Dkron agent problems connecting to cluster on larger installations.

**Describe the bug**
We use digital ocean k8s cluster. Dkron v4 server is deployed using dkron helm chart.
Each application namespace has its own(or several) dkron agents to run jobs based on tags.

All is well and working until we hit what looks to be a scaling threshold( ~80-85 agent pods ) and then the serf becomes unstable.
Agents can't fully connect to cluster anymore, or rather set their tags. The same thing that worked  when cluster was smaller now mostly fails, although if left on its own it sometimes can join and works until restarted.

Related logs from agent:

dkron time="2025-04-09T13:31:56Z" level=info msg="2025/04/09 13:31:56 [INFO] serf: EventMemberJoin: app1-dkron-worker-dfcd587f7-57wkn 10.244.27.220"                                                                                          
dkron time="2025-04-09T13:31:56Z" level=info msg="agent: Retry join LAN is supported for: aliyun aws azure digitalocean gce k8s linode mdns os packet scaleway softlayer tencentcloud triton vsphere" node=app1-dkron-worker-dfcd587f7-57wkn  
dkron time="2025-04-09T13:31:56Z" level=info msg="agent: Joining cluster..." cluster=LAN node=app1-dkron-worker-dfcd587f7-57wkn                                                                                                               
dkron time="2025-04-09T13:31:56Z" level=info msg="2025/04/09 13:31:56 [DEBUG] memberlist: Initiating push/pull sync with:  10.244.12.71:8946"                                                                                                
dkron time="2025-04-09T13:31:56Z" level=info msg="2025/04/09 13:31:56 [INFO] serf: EventMemberJoin: app2-service-dkron-worker-545cbd6958-hs7wk 10.244.7.245"                                                                                 
dkron time="2025-04-09T13:31:56Z" level=info msg="2025/04/09 13:31:56 [INFO] serf: EventMemberJoin: app3-dkron-worker-8578d5d74b-7b88w 10.244.6.221"                                                                     
dkron time="2025-04-09T13:31:56Z" level=info msg="2025/04/09 13:31:56 [INFO] serf: EventMemberJoin: dkron4-server-1 10.244.8.31"                                                                                                             
dkron time="2025-04-09T13:31:56Z" level=info msg="2025/04/09 13:31:56 [INFO] serf: EventMemberJoin: dkron4-agent-fd99df5cd-9k7fr 10.244.6.82"                                                                                                
dkron time="2025-04-09T13:31:56Z" level=info msg="2025/04/09 13:31:56 [INFO] serf: EventMemberJoin: dkron4-server-0 10.244.24.233"                                                                                                           
dkron time="2025-04-09T13:31:56Z" level=info msg="2025/04/09 13:31:56 [INFO] serf: EventMemberJoin: dkron4-server-2 10.244.12.71"                                                                                                            
dkron time="2025-04-09T13:31:56Z" level=info msg="2025/04/09 13:31:56 [INFO] serf: EventMemberJoin: dkron4-server-3 10.244.27.229"
...                                                                                                           
dkron time="2025-04-09T13:31:56Z" level=info msg="2025/04/09 13:31:56 [DEBUG] memberlist: Initiating push/pull sync with:  10.244.24.233:8946"                                                                                               
dkron time="2025-04-09T13:31:56Z" level=info msg="2025/04/09 13:31:56 [DEBUG] memberlist: Initiating push/pull sync with:  10.244.8.31:8946"    
dkron time="2025-04-09T13:31:56Z" level=info msg="2025/04/09 13:31:56 [DEBUG] memberlist: Initiating push/pull sync with:  10.244.27.229:8946"  
dkron time="2025-04-09T13:31:56Z" level=info msg="agent: Join LAN completed.

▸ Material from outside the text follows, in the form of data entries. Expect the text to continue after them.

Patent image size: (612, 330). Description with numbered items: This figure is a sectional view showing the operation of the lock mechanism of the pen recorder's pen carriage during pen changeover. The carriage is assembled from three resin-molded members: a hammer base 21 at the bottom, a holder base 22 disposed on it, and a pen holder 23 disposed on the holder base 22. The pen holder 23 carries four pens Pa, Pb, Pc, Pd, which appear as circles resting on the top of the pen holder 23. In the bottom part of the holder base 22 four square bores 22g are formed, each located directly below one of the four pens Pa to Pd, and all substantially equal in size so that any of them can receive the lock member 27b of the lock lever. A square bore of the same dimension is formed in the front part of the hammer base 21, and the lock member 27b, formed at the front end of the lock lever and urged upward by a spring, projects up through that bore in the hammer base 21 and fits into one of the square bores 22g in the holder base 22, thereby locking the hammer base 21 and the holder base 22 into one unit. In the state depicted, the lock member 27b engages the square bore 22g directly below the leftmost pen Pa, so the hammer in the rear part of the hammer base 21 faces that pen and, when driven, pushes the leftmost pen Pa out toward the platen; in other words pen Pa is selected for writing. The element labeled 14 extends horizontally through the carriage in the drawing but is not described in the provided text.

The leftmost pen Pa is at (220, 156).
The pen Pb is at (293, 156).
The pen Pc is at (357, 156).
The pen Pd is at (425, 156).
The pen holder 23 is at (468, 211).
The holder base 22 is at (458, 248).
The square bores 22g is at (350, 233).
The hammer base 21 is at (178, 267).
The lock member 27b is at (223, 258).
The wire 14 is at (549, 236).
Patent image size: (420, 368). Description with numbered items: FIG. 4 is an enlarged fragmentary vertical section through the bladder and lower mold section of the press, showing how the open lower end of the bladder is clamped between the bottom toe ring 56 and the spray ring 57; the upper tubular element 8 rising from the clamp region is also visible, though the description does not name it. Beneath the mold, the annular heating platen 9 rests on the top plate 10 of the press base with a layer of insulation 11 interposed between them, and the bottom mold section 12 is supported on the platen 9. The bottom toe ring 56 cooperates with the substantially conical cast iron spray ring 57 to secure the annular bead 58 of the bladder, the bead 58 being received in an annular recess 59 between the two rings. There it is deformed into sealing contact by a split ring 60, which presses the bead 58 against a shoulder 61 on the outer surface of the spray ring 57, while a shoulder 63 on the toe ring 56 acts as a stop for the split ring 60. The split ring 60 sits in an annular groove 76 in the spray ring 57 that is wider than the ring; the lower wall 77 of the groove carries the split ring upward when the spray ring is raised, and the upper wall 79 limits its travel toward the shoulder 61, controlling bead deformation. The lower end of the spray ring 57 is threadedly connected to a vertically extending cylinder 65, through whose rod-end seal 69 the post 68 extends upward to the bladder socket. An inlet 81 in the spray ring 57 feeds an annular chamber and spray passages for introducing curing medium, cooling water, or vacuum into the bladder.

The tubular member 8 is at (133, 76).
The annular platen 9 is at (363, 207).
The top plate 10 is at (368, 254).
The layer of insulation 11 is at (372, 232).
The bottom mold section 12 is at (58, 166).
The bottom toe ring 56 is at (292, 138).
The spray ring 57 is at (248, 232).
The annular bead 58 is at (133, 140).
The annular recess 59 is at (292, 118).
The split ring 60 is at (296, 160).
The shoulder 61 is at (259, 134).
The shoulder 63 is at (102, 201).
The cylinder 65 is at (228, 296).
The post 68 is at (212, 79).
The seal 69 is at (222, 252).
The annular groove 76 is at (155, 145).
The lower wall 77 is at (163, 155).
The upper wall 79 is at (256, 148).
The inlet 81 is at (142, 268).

Synced with 4 initial agents" node=app1-dkron-worker-dfcd587f7-57wkn 
...
dkron time="2025-04-09T13:31:56Z" level=info msg="2025/04/09 13:31:56 [INFO] serf: EventMemberUpdate: app1-dkron-worker-dfcd587f7-57wkn"                                                                                                      
dkron time="2025-04-09T13:31:56Z" level=info msg="2025/04/09 13:31:56 [DEBUG] serf: messageJoinType: app1-dkron-worker-dfcd587f7-57wkn"                                                                                                       
dkron time="2025-04-09T13:31:56Z" level=info msg="2025/04/09 13:31:56 [DEBUG] serf: messageJoinType: app1-dkron-worker-dfcd587f7-57wkn"                                                                                                       
dkron time="2025-04-09T13:31:56Z" level=info msg="2025/04/09 13:31:56 [DEBUG] serf: messageJoinType: app1-dkron-worker-dfcd587f7-57wkn"                                                                                                       
dkron time="2025-04-09T13:31:57Z" level=info msg="2025/04/09 13:31:57 [DEBUG] serf: messageJoinType: app1-dkron-worker-dfcd587f7-57wkn"                                                                                                       
dkron time="2025-04-09T13:31:57Z" level=info msg="2025/04/09 13:31:57 [DEBUG] serf: messageJoinType: app1-dkron-worker-dfcd587f7-57wkn"                                                                                                       
...
dkron Error: agent: Error setting tags: timeout waiting for update broadcast                                                                                                                                                                 
dkron Usage:                                                                                                                                                                                                                                 
dkron   dkron agent [flags]                                                                                                               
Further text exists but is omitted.